Perusahaan itu memiliki PPTKIS untuk memberangkatkan TKI dan mahasiswa magang ke luar negeri. Kata Adi, kliennya salah satu pendiri SPB/STPBI tahun 1998 yang sebelumnya meminjam lahan di salah satu SMK di Jl. Ratna Denpasar.
“Klien kami menjabat sebagai Wakil Direktur sampai Agustus tahun 2010 dan sejak tahun 2005 menjabat sebagai Presiden Komisaris di PT. Dharma Widya Ulangun sampai mengundurkan diri pada Agustus tahun 2010,” tuturnya.
Sedangkan di PT. Bali Duta Mandiri adalah menjabat sebagai Komisaris Utama namun sejak menjabat tahun 2007 sampai Agustus tahun 2010 klien kami tidak pernah diberikan gaji tegas Advokat asli desa Bugbug, Karangasem ini.
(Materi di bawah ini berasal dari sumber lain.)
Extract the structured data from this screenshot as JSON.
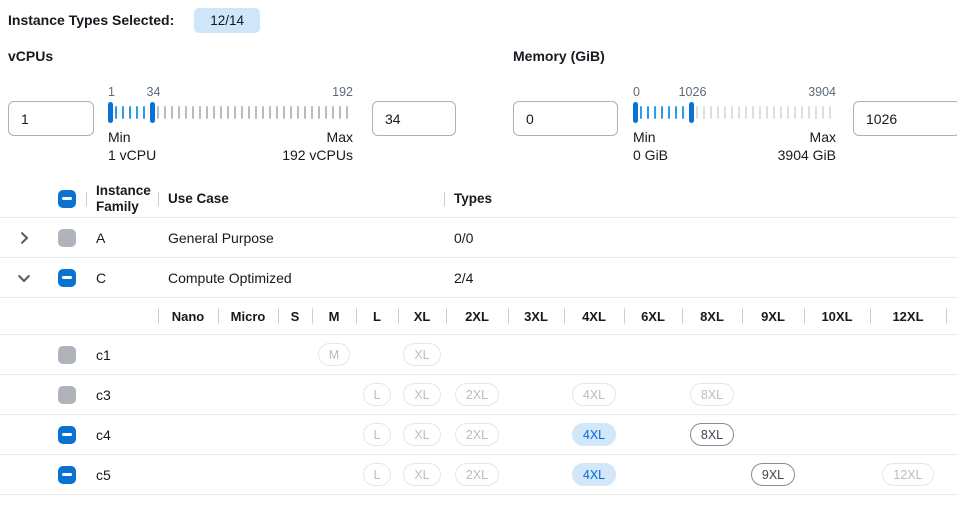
{
  "header": {
    "label": "Instance Types Selected:",
    "badge": "12/14"
  },
  "colors": {
    "accent_blue": "#0972d3",
    "tick_selected": "#2b9ce8",
    "tick_unselected_vcpu": "#b8bcc2",
    "tick_unselected_memory": "#d9e0ea",
    "badge_bg": "#cfe5fa",
    "selected_chip_bg": "#d3e7fa",
    "selected_chip_text": "#0669cf",
    "row_border": "#e6e8ea",
    "text_primary": "#16191f",
    "text_secondary": "#5f6b7a"
  },
  "filters": [
    {
      "id": "vcpus",
      "label": "vCPUs",
      "min_value": "1",
      "max_value": "34",
      "slider": {
        "handle_low_label": "1",
        "handle_high_label": "34",
        "end_label": "192",
        "min_caption": "Min",
        "min_sub": "1 vCPU",
        "max_caption": "Max",
        "max_sub": "192 vCPUs",
        "total_ticks": 35,
        "low_index": 0,
        "high_index": 6
      }
    },
    {
      "id": "memory",
      "label": "Memory (GiB)",
      "min_value": "0",
      "max_value": "1026",
      "slider": {
        "handle_low_label": "0",
        "handle_high_label": "1026",
        "end_label": "3904",
        "min_caption": "Min",
        "min_sub": "0 GiB",
        "max_caption": "Max",
        "max_sub": "3904 GiB",
        "total_ticks": 29,
        "low_index": 0,
        "high_index": 8
      }
    }
  ],
  "table": {
    "columns": {
      "family": "Instance Family",
      "use_case": "Use Case",
      "types": "Types"
    },
    "select_all_state": "indeterminate",
    "size_columns": [
      "Nano",
      "Micro",
      "S",
      "M",
      "L",
      "XL",
      "2XL",
      "3XL",
      "4XL",
      "6XL",
      "8XL",
      "9XL",
      "10XL",
      "12XL"
    ],
    "family_rows": [
      {
        "letter": "A",
        "use_case": "General Purpose",
        "types": "0/0",
        "expanded": false,
        "checkbox": "disabled"
      },
      {
        "letter": "C",
        "use_case": "Compute Optimized",
        "types": "2/4",
        "expanded": true,
        "checkbox": "indeterminate"
      }
    ],
    "instance_rows": [
      {
        "name": "c1",
        "checkbox": "disabled",
        "chips": [
          {
            "size": "M",
            "state": "disabled"
          },
          {
            "size": "XL",
            "state": "disabled"
          }
        ]
      },
      {
        "name": "c3",
        "checkbox": "disabled",
        "chips": [
          {
            "size": "L",
            "state": "disabled"
          },
          {
            "size": "XL",
            "state": "disabled"
          },
          {
            "size": "2XL",
            "state": "disabled"
          },
          {
            "size": "4XL",
            "state": "disabled"
          },
          {
            "size": "8XL",
            "state": "disabled"
          }
        ]
      },
      {
        "name": "c4",
        "checkbox": "indeterminate",
        "chips": [
          {
            "size": "L",
            "state": "disabled"
          },
          {
            "size": "XL",
            "state": "disabled"
          },
          {
            "size": "2XL",
            "state": "disabled"
          },
          {
            "size": "4XL",
            "state": "selected"
          },
          {
            "size": "8XL",
            "state": "enabled"
          }
        ]
      },
      {
        "name": "c5",
        "checkbox": "indeterminate",
        "chips": [
          {
            "size": "L",
            "state": "disabled"
          },
          {
            "size": "XL",
            "state": "disabled"
          },
          {
            "size": "2XL",
            "state": "disabled"
          },
          {
            "size": "4XL",
            "state": "selected"
          },
          {
            "size": "9XL",
            "state": "enabled"
          },
          {
            "size": "12XL",
            "state": "disabled"
          }
        ]
      }
    ]
  }
}
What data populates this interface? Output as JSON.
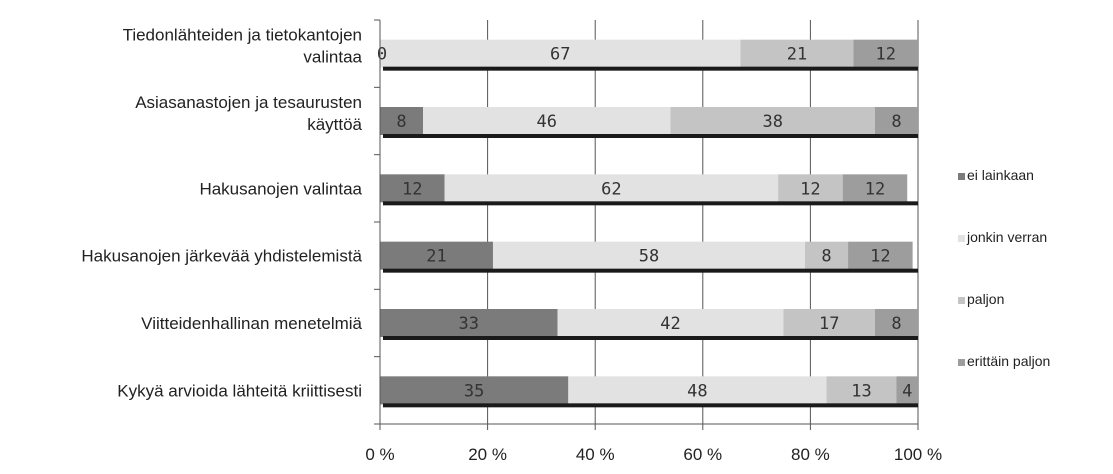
{
  "chart_data": {
    "type": "bar",
    "orientation": "horizontal",
    "stacked": "percent",
    "categories": [
      [
        "Tiedonlähteiden ja tietokantojen",
        "valintaa"
      ],
      [
        "Asiasanastojen ja tesaurusten",
        "käyttöä"
      ],
      [
        "Hakusanojen valintaa"
      ],
      [
        "Hakusanojen järkevää yhdistelemistä"
      ],
      [
        "Viitteidenhallinan menetelmiä"
      ],
      [
        "Kykyä arvioida lähteitä kriittisesti"
      ]
    ],
    "series": [
      {
        "name": "ei lainkaan",
        "color": "#7b7b7b",
        "values": [
          0,
          8,
          12,
          21,
          33,
          35
        ]
      },
      {
        "name": "jonkin verran",
        "color": "#e2e2e2",
        "values": [
          67,
          46,
          62,
          58,
          42,
          48
        ]
      },
      {
        "name": "paljon",
        "color": "#c4c4c4",
        "values": [
          21,
          38,
          12,
          8,
          17,
          13
        ]
      },
      {
        "name": "erittäin paljon",
        "color": "#9d9d9d",
        "values": [
          12,
          8,
          12,
          12,
          8,
          4
        ]
      }
    ],
    "xlim": [
      0,
      100
    ],
    "xticks": [
      "0 %",
      "20 %",
      "40 %",
      "60 %",
      "80 %",
      "100 %"
    ],
    "grid": true,
    "legend_position": "right",
    "data_labels": true
  }
}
Dijelaskan, pengorbanan klien kami untuk membesarkan SPB/STPBI tidak pernah dihargai bahkan diawal pembentukan kedua lembaga tersebut klien kami ikut meminjamkan sertifikat rumahnya di Jalan Ahmad Yani, Lumintang Denpasar untuk diagunkan di salah satu Bank swasta di Denpasar untuk penambahan modal membeli tanah di Jl. Kecak Denpasar tempat SPB/STPBI saat ini.
Adi menambahkan, kliennya mengundurkan diri jadi Wakil Direktur SPB/STPBI serta jabatan lainnya di PT. Dharma Widya Ulangun dan PT. Bali Duta Mandiri sejak Agustus 2010.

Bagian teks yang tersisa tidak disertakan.